For a redesign, I'm trying to work out an allocator that allocates 4MiB mmap() segments and manages those. The following characteristics seem optimal:
- Allocate "Miniheaps" of an arbitrary but small size, right now 4MiB, and manage those as you would the heap.
- Favor the "miniheaps" with the least free memory (most used) for new allocations so that the ones with the most free memory (least used) eventually naturally starve off. If they do not starve off by the time the others are filled, they will be used. For example, if miniheap A has 3000 bytes free, and miniheap B has 3MiB free, miniheap A will be favored for the next allocation, if it can fit in one of the free areas.
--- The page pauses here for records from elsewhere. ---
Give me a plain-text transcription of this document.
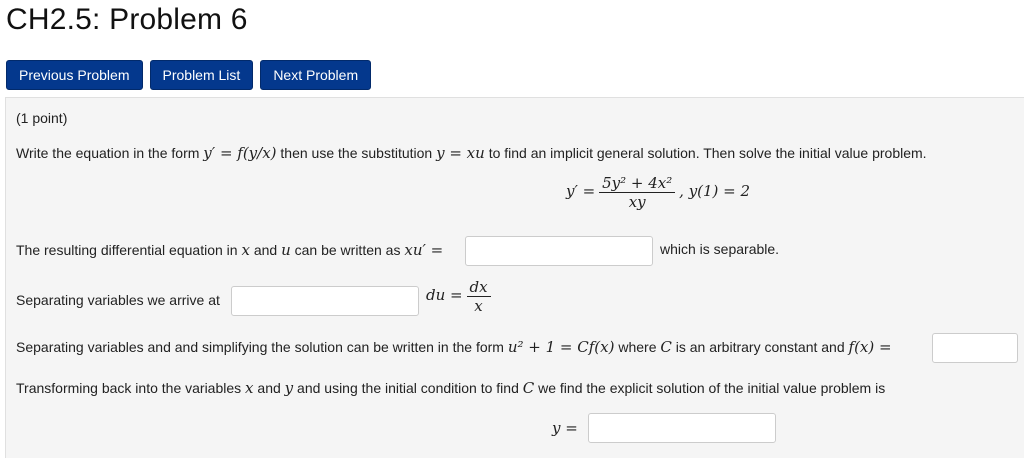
CH2.5: Problem 6
Previous Problem	Problem List	Next Problem
(1 point)
Write the equation in the form y′ = f(y/x) then use the substitution y = xu to find an implicit general solution. Then solve the initial value problem.
$y' = \frac{\text{5y² + 4x²}}{xy}$ , y(1) = 2
The resulting differential equation in x and u can be written as xu′ =	which is separable.
Separating variables we arrive at	du = $\frac{dx}{x}$
Separating variables and and simplifying the solution can be written in the form u² + 1 = Cf(x) where C is an arbitrary constant and f(x) =
Transforming back into the variables x and y and using the initial condition to find C we find the explicit solution of the initial value problem is
y =
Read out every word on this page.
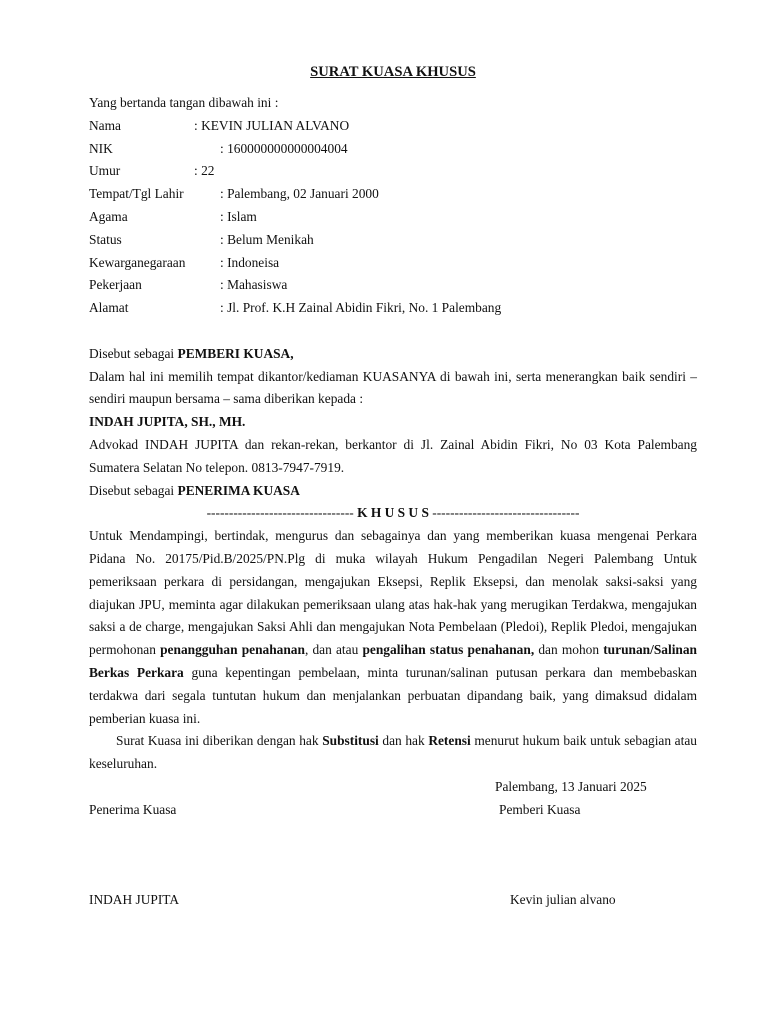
SURAT KUASA KHUSUS
Yang bertanda tangan dibawah ini :
Nama	: KEVIN JULIAN ALVANO
NIK	: 160000000000004004
Umur	: 22
Tempat/Tgl Lahir	: Palembang, 02 Januari 2000
Agama	: Islam
Status	: Belum Menikah
Kewarganegaraan	: Indoneisa
Pekerjaan	: Mahasiswa
Alamat	: Jl. Prof. K.H Zainal Abidin Fikri, No. 1 Palembang
Disebut sebagai PEMBERI KUASA,
Dalam hal ini memilih tempat dikantor/kediaman KUASANYA di bawah ini, serta menerangkan baik sendiri – sendiri maupun bersama – sama diberikan kepada :
INDAH JUPITA, SH., MH.
Advokad INDAH JUPITA dan rekan-rekan, berkantor di Jl. Zainal Abidin Fikri, No 03 Kota Palembang Sumatera Selatan No telepon. 0813-7947-7919.
Disebut sebagai PENERIMA KUASA
--------------------------------- K H U S U S ---------------------------------
Untuk Mendampingi, bertindak, mengurus dan sebagainya dan yang memberikan kuasa mengenai Perkara Pidana No. 20175/Pid.B/2025/PN.Plg di muka wilayah Hukum Pengadilan Negeri Palembang Untuk pemeriksaan perkara di persidangan, mengajukan Eksepsi, Replik Eksepsi, dan menolak saksi-saksi yang diajukan JPU, meminta agar dilakukan pemeriksaan ulang atas hak-hak yang merugikan Terdakwa, mengajukan saksi a de charge, mengajukan Saksi Ahli dan mengajukan Nota Pembelaan (Pledoi), Replik Pledoi, mengajukan permohonan penangguhan penahanan, dan atau pengalihan status penahanan, dan mohon turunan/Salinan Berkas Perkara guna kepentingan pembelaan, minta turunan/salinan putusan perkara dan membebaskan terdakwa dari segala tuntutan hukum dan menjalankan perbuatan dipandang baik, yang dimaksud didalam pemberian kuasa ini.
Surat Kuasa ini diberikan dengan hak Substitusi dan hak Retensi menurut hukum baik untuk sebagian atau keseluruhan.
Palembang, 13 Januari 2025
Penerima Kuasa	Pemberi Kuasa
INDAH JUPITA	Kevin julian alvano
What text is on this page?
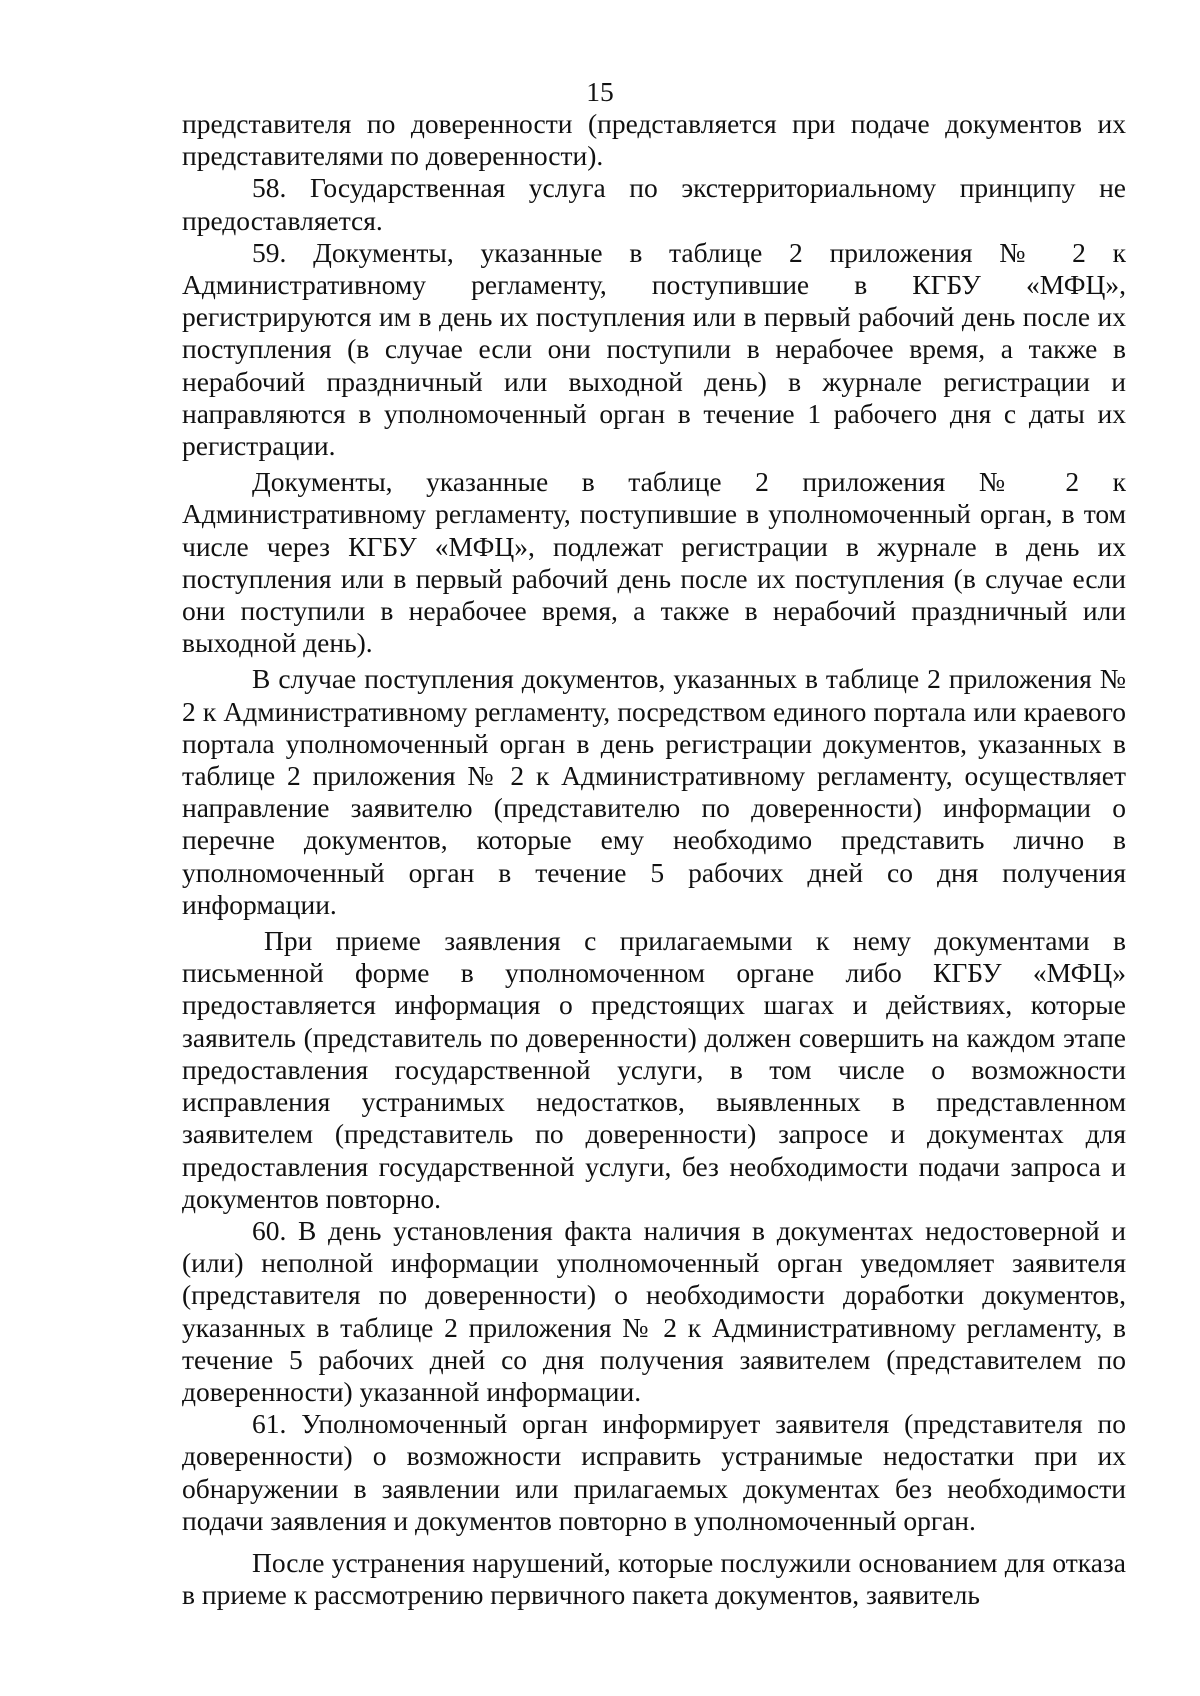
15

представителя по доверенности (представляется при подаче документов их представителями по доверенности).

58. Государственная услуга по экстерриториальному принципу не предоставляется.

59. Документы, указанные в таблице 2 приложения № 2 к Административному регламенту, поступившие в КГБУ «МФЦ», регистрируются им в день их поступления или в первый рабочий день после их поступления (в случае если они поступили в нерабочее время, а также в нерабочий праздничный или выходной день) в журнале регистрации и направляются в уполномоченный орган в течение 1 рабочего дня с даты их регистрации.

Документы, указанные в таблице 2 приложения № 2 к Административному регламенту, поступившие в уполномоченный орган, в том числе через КГБУ «МФЦ», подлежат регистрации в журнале в день их поступления или в первый рабочий день после их поступления (в случае если они поступили в нерабочее время, а также в нерабочий праздничный или выходной день).

В случае поступления документов, указанных в таблице 2 приложения № 2 к Административному регламенту, посредством единого портала или краевого портала уполномоченный орган в день регистрации документов, указанных в таблице 2 приложения № 2 к Административному регламенту, осуществляет направление заявителю (представителю по доверенности) информации о перечне документов, которые ему необходимо представить лично в уполномоченный орган в течение 5 рабочих дней со дня получения информации.

При приеме заявления с прилагаемыми к нему документами в письменной форме в уполномоченном органе либо КГБУ «МФЦ» предоставляется информация о предстоящих шагах и действиях, которые заявитель (представитель по доверенности) должен совершить на каждом этапе предоставления государственной услуги, в том числе о возможности исправления устранимых недостатков, выявленных в представленном заявителем (представитель по доверенности) запросе и документах для предоставления государственной услуги, без необходимости подачи запроса и документов повторно.

60. В день установления факта наличия в документах недостоверной и (или) неполной информации уполномоченный орган уведомляет заявителя (представителя по доверенности) о необходимости доработки документов, указанных в таблице 2 приложения № 2 к Административному регламенту, в течение 5 рабочих дней со дня получения заявителем (представителем по доверенности) указанной информации.

61. Уполномоченный орган информирует заявителя (представителя по доверенности) о возможности исправить устранимые недостатки при их обнаружении в заявлении или прилагаемых документах без необходимости подачи заявления и документов повторно в уполномоченный орган.

После устранения нарушений, которые послужили основанием для отказа в приеме к рассмотрению первичного пакета документов, заявитель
- Single allocations bigger than the normal "miniheap" size (4MiB) will be adjusted up to use a full, aligned mmap() segment, which will be freed as soon as that allocation is freed. This is just like the 128KiB+ allocations in glibc. These allocations can be heuristically identified because they're the exact size of the miniheap; but it's easier if they're just flagged, because the field that indicates if the allocation is free or full already exists.
- Single allocation "miniheaps" should shrink and grow using mremap() when realloc() is used. Again, realloc() has to find the allocation, so it can simply check the flag.
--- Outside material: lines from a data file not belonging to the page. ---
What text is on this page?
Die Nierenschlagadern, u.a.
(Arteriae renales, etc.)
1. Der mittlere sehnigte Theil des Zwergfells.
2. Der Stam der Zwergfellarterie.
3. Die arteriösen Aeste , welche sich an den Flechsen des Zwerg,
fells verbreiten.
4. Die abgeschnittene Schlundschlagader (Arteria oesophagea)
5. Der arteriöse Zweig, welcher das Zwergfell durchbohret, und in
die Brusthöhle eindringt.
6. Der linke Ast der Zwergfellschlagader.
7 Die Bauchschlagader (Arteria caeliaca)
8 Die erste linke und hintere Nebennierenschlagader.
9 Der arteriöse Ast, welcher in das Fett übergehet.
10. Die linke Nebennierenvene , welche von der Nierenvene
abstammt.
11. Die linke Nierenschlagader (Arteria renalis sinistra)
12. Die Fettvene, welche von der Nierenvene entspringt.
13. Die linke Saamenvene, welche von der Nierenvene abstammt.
- realloc() should actively float allocations from less used to more used miniheaps, even if the realloc() can succeed in place, if the allocation is sufficiently small and an area in a more used miniheap is available. This would empty out the less used miniheaps, allowing them to be freed to the system.
- A special area must be used to track miniheaps. It's possible to allocate the structures that point out the allocation areas in other allocation areas, but this in the worst case means you have to free the last allocation area before freeing the earlier ones. It is most favorable to keep the allocations that describe the actual system of miniheaps in its own separate allocation mechanism, or in the first miniheap. Storage area for precisely one miniheap structure must be available in a static variable so that the location is already known.
If I'm not mistaken, there's three new concepts here: Using miniheaps, favoring the least free allocation blocks (miniheaps), and floating the smaller allocations up to less free blocks when realloc() is used. I believe these would cause the natural arbitrary chunks of contiguous free space to occur in groups large enough to fill miniheaps, thus freeing memory back to the system. It is optimal in terms of memory usage to use smaller miniheaps.
My current code doesn't do all of this; in particular, it misses the last three, and doesn't exclusivate the miniheaps for larger allocations as in the third point. It also segfaults when used, because I suck and coded it all buggy and shit. it runs for a while, but with constant free/alloc it eventually rapes itself. It also appears to push VM space up to the max, something it shouldn't do because I never allocate enough to fill even one miniheap and thus shouldn't be requesting more memory from the system. In short, it's REALLY buggy.
Eduardo Pérez Ureta wrote:
WOW, what a response!!! Let me take some time to digest it Anyway this should be put in the wiki page: http://live.gnome.org/MemoryReduction if you didn't already did that. As I'm not the only one interested in this topic.
"* Single allocations bigger than the normal "miniheap" size (4MiB) will be adjusted up to use a full, aligned (...)"
Maybe separate mmap allocations should still be done to sizes above 128 KiB (256, 1024, or something). For example, allocating two 3 MiB blocks would give two mmapped areas, but with tracking added.